Identification of NAD+-degrading enzymes for the breakdown of NAD+ under the resting conditions

2023 Fiscal Year Final Research Report

• Project/Area Number: 21K11696
• Research Category: Grant-in-Aid for Scientific Research (C)
• Allocation Type: Multi-year Fund
• Section: 一般
• Review Section: Basic Section 59040:Nutrition science and health science-related
• Research Institution: Shimane University
• Principal Investigator: Hara Nobumasa 島根大学, 医学部, 特別協力研究員 (20284028)
• Project Period (FY): 2021-04-01 – 2024-03-31
• Keywords: NAD+代謝 / ポリ（ADP-リボース）ポリメラーゼ / CD38 / サーチュイン / 老化

Outline of Final Research Achievements

NAD+ is continuously degraded and synthesized under resting conditions in mammalian cells.
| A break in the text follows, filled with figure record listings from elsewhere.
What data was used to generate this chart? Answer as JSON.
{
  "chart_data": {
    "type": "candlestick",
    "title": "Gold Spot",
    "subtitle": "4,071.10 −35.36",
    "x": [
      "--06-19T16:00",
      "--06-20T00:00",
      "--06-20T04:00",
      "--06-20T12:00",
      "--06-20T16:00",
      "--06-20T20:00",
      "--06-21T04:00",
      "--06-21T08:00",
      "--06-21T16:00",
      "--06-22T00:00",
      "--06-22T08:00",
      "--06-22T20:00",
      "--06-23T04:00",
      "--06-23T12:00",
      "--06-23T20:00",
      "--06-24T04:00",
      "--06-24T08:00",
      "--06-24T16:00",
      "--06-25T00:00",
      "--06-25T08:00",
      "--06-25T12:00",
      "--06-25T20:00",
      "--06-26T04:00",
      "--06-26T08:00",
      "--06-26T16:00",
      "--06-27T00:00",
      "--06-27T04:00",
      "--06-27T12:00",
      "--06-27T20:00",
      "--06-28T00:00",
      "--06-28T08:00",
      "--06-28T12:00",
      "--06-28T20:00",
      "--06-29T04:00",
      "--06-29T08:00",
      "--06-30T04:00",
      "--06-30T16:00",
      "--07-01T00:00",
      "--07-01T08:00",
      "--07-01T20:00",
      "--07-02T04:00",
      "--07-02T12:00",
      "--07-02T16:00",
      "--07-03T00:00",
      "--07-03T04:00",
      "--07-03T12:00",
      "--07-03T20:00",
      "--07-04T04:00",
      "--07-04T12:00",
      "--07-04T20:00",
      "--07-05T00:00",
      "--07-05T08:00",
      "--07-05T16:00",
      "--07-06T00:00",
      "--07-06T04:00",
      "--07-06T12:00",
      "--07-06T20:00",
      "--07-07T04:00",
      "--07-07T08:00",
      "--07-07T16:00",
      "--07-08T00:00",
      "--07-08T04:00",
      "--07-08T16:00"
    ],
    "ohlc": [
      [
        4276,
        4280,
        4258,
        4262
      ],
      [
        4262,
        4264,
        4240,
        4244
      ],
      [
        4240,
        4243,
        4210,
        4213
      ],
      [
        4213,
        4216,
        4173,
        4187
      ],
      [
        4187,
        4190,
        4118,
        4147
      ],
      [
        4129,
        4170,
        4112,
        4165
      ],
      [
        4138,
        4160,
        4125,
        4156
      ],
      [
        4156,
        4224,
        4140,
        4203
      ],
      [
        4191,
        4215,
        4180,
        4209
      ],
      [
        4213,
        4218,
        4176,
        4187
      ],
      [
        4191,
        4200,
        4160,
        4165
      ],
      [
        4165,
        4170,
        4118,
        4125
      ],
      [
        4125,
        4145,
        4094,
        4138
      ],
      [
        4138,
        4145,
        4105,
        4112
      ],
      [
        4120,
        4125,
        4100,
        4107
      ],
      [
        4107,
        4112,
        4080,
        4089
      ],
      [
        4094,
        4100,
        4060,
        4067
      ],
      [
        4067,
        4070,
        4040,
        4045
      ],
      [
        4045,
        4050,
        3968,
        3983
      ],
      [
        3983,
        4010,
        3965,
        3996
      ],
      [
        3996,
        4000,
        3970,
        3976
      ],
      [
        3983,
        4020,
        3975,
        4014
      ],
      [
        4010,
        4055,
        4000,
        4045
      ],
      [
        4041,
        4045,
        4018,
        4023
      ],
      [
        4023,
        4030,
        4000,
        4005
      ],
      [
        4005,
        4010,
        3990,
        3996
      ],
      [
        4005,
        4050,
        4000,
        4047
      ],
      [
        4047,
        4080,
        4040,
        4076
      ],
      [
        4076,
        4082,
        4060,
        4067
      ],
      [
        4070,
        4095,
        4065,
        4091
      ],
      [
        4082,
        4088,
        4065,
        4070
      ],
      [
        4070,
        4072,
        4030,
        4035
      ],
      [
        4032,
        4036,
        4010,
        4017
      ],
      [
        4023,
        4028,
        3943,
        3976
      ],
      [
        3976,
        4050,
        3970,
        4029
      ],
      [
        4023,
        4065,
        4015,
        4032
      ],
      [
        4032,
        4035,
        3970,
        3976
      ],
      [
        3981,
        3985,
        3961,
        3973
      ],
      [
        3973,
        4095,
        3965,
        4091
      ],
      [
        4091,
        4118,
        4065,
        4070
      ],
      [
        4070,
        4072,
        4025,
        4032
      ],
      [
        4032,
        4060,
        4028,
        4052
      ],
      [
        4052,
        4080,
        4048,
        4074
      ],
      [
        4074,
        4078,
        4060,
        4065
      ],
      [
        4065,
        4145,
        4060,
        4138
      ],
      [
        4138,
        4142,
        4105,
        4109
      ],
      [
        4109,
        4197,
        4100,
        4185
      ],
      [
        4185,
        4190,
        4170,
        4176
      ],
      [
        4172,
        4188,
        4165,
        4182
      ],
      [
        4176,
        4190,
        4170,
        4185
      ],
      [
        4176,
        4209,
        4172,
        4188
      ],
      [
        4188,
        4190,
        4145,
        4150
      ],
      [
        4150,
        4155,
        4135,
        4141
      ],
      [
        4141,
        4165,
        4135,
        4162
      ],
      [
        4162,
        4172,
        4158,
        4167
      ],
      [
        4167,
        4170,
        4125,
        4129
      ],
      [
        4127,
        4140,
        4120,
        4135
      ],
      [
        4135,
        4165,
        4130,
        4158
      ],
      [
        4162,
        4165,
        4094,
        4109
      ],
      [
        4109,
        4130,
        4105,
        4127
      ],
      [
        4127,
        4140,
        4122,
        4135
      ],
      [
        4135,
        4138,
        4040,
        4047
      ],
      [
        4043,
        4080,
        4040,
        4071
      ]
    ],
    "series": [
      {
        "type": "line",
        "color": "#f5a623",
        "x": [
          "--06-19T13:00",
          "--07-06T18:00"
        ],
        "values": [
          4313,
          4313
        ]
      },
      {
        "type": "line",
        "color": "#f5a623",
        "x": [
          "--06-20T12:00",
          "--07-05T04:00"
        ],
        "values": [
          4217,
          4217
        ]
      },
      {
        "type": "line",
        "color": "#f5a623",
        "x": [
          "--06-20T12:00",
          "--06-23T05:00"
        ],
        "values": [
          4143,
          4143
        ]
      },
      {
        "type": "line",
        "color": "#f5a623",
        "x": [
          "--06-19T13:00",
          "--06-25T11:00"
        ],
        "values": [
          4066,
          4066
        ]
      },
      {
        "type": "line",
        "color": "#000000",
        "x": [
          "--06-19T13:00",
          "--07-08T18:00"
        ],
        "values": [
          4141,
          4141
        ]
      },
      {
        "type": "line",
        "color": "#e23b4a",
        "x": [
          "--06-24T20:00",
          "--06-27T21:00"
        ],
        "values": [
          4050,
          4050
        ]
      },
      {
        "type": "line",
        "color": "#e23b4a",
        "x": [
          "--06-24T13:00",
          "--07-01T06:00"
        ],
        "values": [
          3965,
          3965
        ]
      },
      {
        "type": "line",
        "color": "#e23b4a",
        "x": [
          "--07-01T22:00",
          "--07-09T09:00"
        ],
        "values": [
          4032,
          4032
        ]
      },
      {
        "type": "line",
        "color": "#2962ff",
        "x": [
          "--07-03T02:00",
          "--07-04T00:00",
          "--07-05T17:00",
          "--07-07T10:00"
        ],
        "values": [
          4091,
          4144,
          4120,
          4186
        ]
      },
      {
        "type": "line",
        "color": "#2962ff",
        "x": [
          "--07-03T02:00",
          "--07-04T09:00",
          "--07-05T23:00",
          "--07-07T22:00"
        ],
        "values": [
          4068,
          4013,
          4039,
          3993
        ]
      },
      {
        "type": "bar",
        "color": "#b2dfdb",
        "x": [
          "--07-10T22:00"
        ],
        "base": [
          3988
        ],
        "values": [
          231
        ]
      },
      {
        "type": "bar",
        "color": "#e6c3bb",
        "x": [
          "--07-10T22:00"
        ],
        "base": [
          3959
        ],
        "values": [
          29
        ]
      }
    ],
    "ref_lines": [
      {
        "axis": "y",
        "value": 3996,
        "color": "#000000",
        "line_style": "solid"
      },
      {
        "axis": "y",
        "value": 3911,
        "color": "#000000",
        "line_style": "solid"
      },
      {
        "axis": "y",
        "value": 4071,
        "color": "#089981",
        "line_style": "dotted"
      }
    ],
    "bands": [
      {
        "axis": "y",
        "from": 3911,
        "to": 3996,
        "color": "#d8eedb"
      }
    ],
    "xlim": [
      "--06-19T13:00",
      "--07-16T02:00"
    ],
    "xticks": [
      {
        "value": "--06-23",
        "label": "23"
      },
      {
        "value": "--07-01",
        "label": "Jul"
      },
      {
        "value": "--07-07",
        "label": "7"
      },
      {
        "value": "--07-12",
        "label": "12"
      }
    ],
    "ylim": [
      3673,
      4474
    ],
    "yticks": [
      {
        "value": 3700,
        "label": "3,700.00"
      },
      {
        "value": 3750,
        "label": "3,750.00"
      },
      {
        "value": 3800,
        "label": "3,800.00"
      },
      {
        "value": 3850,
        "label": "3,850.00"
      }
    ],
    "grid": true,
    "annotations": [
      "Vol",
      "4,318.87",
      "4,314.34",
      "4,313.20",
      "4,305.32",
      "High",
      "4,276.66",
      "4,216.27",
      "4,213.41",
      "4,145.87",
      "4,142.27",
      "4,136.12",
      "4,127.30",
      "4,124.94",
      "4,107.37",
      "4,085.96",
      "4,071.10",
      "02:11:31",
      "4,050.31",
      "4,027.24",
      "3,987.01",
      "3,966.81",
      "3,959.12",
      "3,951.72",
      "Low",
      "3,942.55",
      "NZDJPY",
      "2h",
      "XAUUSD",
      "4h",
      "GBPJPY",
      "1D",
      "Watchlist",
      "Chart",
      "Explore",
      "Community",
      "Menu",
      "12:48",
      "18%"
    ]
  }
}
We deleted or overexpressed the known NAD+-degrading enzymes including PARP1 and CD38 and found that these modifications do not induce obvious changes in the rate of cellular NAD+ breakdown. No observed changes in the rate are, at least in part, the result of the compensatory regulation of cellular NAD+ breakdown. Thus, the total cellular NAD+-degrading activity may be kept constant against changes in the expression of NAD+-degrading enzymes. Many studies suggest that cellular NAD+ levels fall during aging and in age-related diseases such as metabolic syndrome, neurodegeneration, and cancer, and that raising the NAD+ levels back to normal healthy levels promotes healthy aging and delays the age-related diseases. Further elucidation of the molecular mechanism underlying the compensatory regulation of cellular NAD+ breakdown should provide an important clue toward an NAD+ boosting strategy.

Free Research Field

生化学

Academic Significance and Societal Importance of the Research Achievements

加齢性疾患がさまざまな臓器のNAD+レベルの低下と関連があり、NAD+レベルを増加させ、長寿に関わるとされるNAD+依存性脱アセチル化酵素サーチュイン（SIRT）を活性化することがこれら疾患の予防および治療に有益であると考えられている。そのため細胞内NAD+濃度([NAD+])調節の制御機序解明は重要である。本研究はNAD+分解酵素による[NAD+]調節機序の一端を明らかにした。このことは[NAD+]を増加させSIRTを活性化すること、すなわち加齢性疾患の予防および治療につながるものと期待される。